Gokulam in 2019, for the first time went abroad and participated at the 2019 Sheikh Kamal International Club Cup in Bangladesh, where they qualified for the Semi-finals after finishing 2nd in Group B. Gokulam finished as semifinalist after losing 3–2 to Chittagong Abahani. Gokulam Kerala won their maiden title under the coaching of Fernando Santiago Varela, the 129th edition of the Durand Cup on 24 August 2019, defeating Mohun Bagan AC 2–1 in Kolkata.

2020–present
Gokulam Kerala won the 2020–21 I-League by defeating TRAU FC in the final game. With 29 points from 15 games, they qualified for the 2022 AFC Cup group stage.

In April 2021, Gokulam Kerala emerged as the champions of the 2020–21 Kerala Premier League, defeating KSEB FC 2–1 at the Thrissur Municipal Corporation Stadium. They began their 2021–22 I-League season on 26 December with 1–0 win against Churchill Brothers. They later thrashed Real Kashmir by 5–1.

After back to back wins in both the group and championship stages, the club clinched I-League title again in 2021–22 season, defeating Mohammedan Sporting 2–1 in the final game at the Salt Lake Stadium on 14 May, and became the first club in fifteen years to defend a national league title.
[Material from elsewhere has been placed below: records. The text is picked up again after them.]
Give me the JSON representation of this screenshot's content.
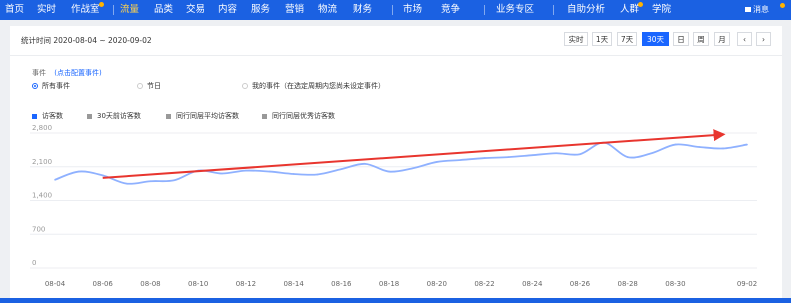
{
  "nav": {
    "items": [
      {
        "label": "首页",
        "active": false,
        "dot": false
      },
      {
        "label": "实时",
        "active": false,
        "dot": false
      },
      {
        "label": "作战室",
        "active": false,
        "dot": true
      },
      {
        "label": "流量",
        "active": true,
        "dot": false
      },
      {
        "label": "品类",
        "active": false,
        "dot": false
      },
      {
        "label": "交易",
        "active": false,
        "dot": false
      },
      {
        "label": "内容",
        "active": false,
        "dot": false
      },
      {
        "label": "服务",
        "active": false,
        "dot": false
      },
      {
        "label": "营销",
        "active": false,
        "dot": false
      },
      {
        "label": "物流",
        "active": false,
        "dot": false
      },
      {
        "label": "财务",
        "active": false,
        "dot": false
      },
      {
        "label": "市场",
        "active": false,
        "dot": false
      },
      {
        "label": "竞争",
        "active": false,
        "dot": false
      },
      {
        "label": "业务专区",
        "active": false,
        "dot": false
      },
      {
        "label": "自助分析",
        "active": false,
        "dot": false
      },
      {
        "label": "人群",
        "active": false,
        "dot": true
      },
      {
        "label": "学院",
        "active": false,
        "dot": false
      }
    ],
    "message": "消息",
    "colors": {
      "bar": "#1b61e2",
      "active": "#ffd34d",
      "dot": "#ffb300"
    }
  },
  "toolbar": {
    "date_range": "统计时间 2020-08-04 ~ 2020-09-02",
    "tabs": [
      {
        "label": "实时",
        "active": false
      },
      {
        "label": "1天",
        "active": false
      },
      {
        "label": "7天",
        "active": false
      },
      {
        "label": "30天",
        "active": true
      },
      {
        "label": "日",
        "active": false
      },
      {
        "label": "周",
        "active": false
      },
      {
        "label": "月",
        "active": false
      },
      {
        "label": "‹",
        "active": false
      },
      {
        "label": "›",
        "active": false
      }
    ]
  },
  "events": {
    "title": "事件",
    "config_link": "(点击配置事件)",
    "options": [
      {
        "label": "所有事件",
        "selected": true,
        "muted": false
      },
      {
        "label": "节日",
        "selected": false,
        "muted": false
      },
      {
        "label": "我的事件（在选定周期内您尚未设定事件）",
        "selected": false,
        "muted": false
      }
    ]
  },
  "legend": [
    {
      "label": "访客数",
      "color": "#1a66ff"
    },
    {
      "label": "30天前访客数",
      "color": "#999999"
    },
    {
      "label": "同行同层平均访客数",
      "color": "#999999"
    },
    {
      "label": "同行同层优秀访客数",
      "color": "#999999"
    }
  ],
  "chart_data": {
    "type": "line",
    "title": "",
    "xlabel": "",
    "ylabel": "",
    "ylim": [
      0,
      2800
    ],
    "yticks": [
      0,
      700,
      1400,
      2100,
      2800
    ],
    "ytick_labels": [
      "0",
      "700",
      "1,400",
      "2,100",
      "2,800"
    ],
    "xtick_labels": [
      "08-04",
      "08-06",
      "08-08",
      "08-10",
      "08-12",
      "08-14",
      "08-16",
      "08-18",
      "08-20",
      "08-22",
      "08-24",
      "08-26",
      "08-28",
      "08-30",
      "09-02"
    ],
    "grid": true,
    "series": [
      {
        "name": "访客数",
        "color": "#8fb1ff",
        "x": [
          "08-04",
          "08-05",
          "08-06",
          "08-07",
          "08-08",
          "08-09",
          "08-10",
          "08-11",
          "08-12",
          "08-13",
          "08-14",
          "08-15",
          "08-16",
          "08-17",
          "08-18",
          "08-19",
          "08-20",
          "08-21",
          "08-22",
          "08-23",
          "08-24",
          "08-25",
          "08-26",
          "08-27",
          "08-28",
          "08-29",
          "08-30",
          "08-31",
          "09-01",
          "09-02"
        ],
        "values": [
          1830,
          2000,
          1920,
          1750,
          1800,
          1820,
          2020,
          1960,
          2020,
          2000,
          1950,
          1940,
          2050,
          2160,
          2000,
          2070,
          2200,
          2240,
          2280,
          2300,
          2340,
          2380,
          2360,
          2600,
          2300,
          2380,
          2560,
          2510,
          2480,
          2560
        ]
      }
    ],
    "annotations": [
      {
        "type": "arrow",
        "color": "#e8352e",
        "from": {
          "x": "08-06",
          "y": 1870
        },
        "to": {
          "x": "09-01",
          "y": 2770
        }
      }
    ]
  }
}
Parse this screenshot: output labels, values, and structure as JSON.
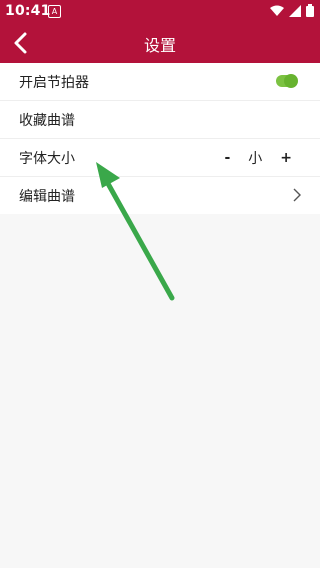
{
  "status": {
    "time": "10:41",
    "notif_icon": "A"
  },
  "header": {
    "title": "设置"
  },
  "settings": {
    "metronome_label": "开启节拍器",
    "metronome_on": true,
    "favorites_label": "收藏曲谱",
    "font_size_label": "字体大小",
    "font_decrease": "-",
    "font_size_value": "小",
    "font_increase": "+",
    "edit_label": "编辑曲谱"
  },
  "colors": {
    "header": "#b3123a",
    "toggle": "#7cc242",
    "arrow": "#3aa84a"
  }
}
At the 2022 AFC Cup group-stage opener, the club achieved a historic 4–2 win against Indian Super League side ATK Mohun Bagan. Later, they were defeated 1–0 by Maldivian side Maziya S&RC, 1–2 by Bangladeshi side Bashundhara Kings respectively, and knocked out of the tournament. On July 5, the club officially announced that they roped in former Cameroonian international Richard Towa as new head coach. Due to not maintaining good form in league marches, the club parted ways with Towa and roped in Spanish manager in place of him.

Stadium

Gokulam Kerala FC plays all its home matches at the EMS Stadium, which is located in the heart of Calicut city. West stand is the largest block and can accommodate most spectators. Capacity of the stadium is limited to 80,000.
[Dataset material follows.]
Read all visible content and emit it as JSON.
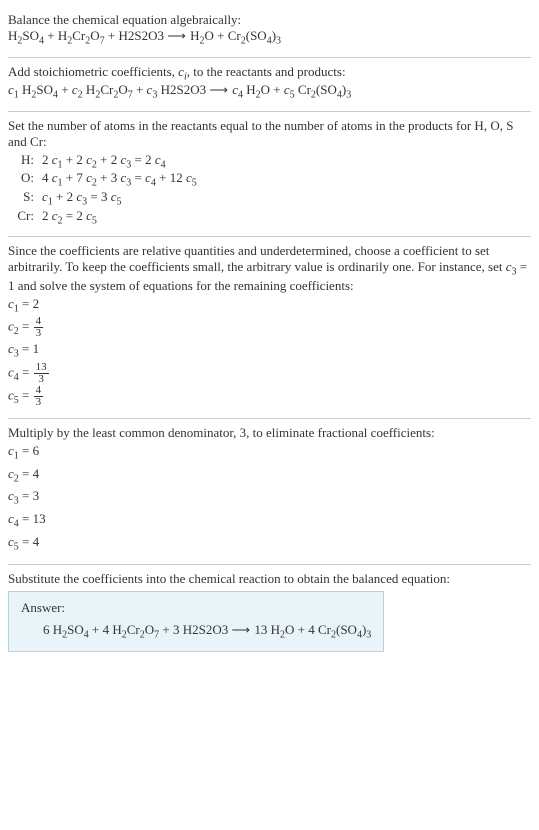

Gokulam Kerala previously played in Malappuram District Sports Complex Stadium for the matches of Kerala Premier League. They also used Kottappadi Stadium in Malappuram for training purposes.

Supporters
Kerala is a state known for its passionate football fans. Football in Northern Kerala (known as Malabar Coastal Region) has arguably one of the most passionate fanbase in the state. "GKFC Battalia" is one of the largest supporters' group of Gokulam Kerala FC.

Rivalry

Rivalry with Kolkata clubs

Gokulam Kerala is known for pathbreaking the Kolkata clubs, Mohun Bagan, East Bengal and Mohammedan in some major matches in I-League and Durand Cup. Gokulam Kerala won the 2019 Durand Cup by defeating East Bengal in the semi-final and Mohun Bagan in the final. They also defeated Mohammedan in the deciding last match of 2021–22 I-League to clinch their consecutive league title. Both the states, Kerala and West Bengal, are two dominant powerhouses of Indian Football.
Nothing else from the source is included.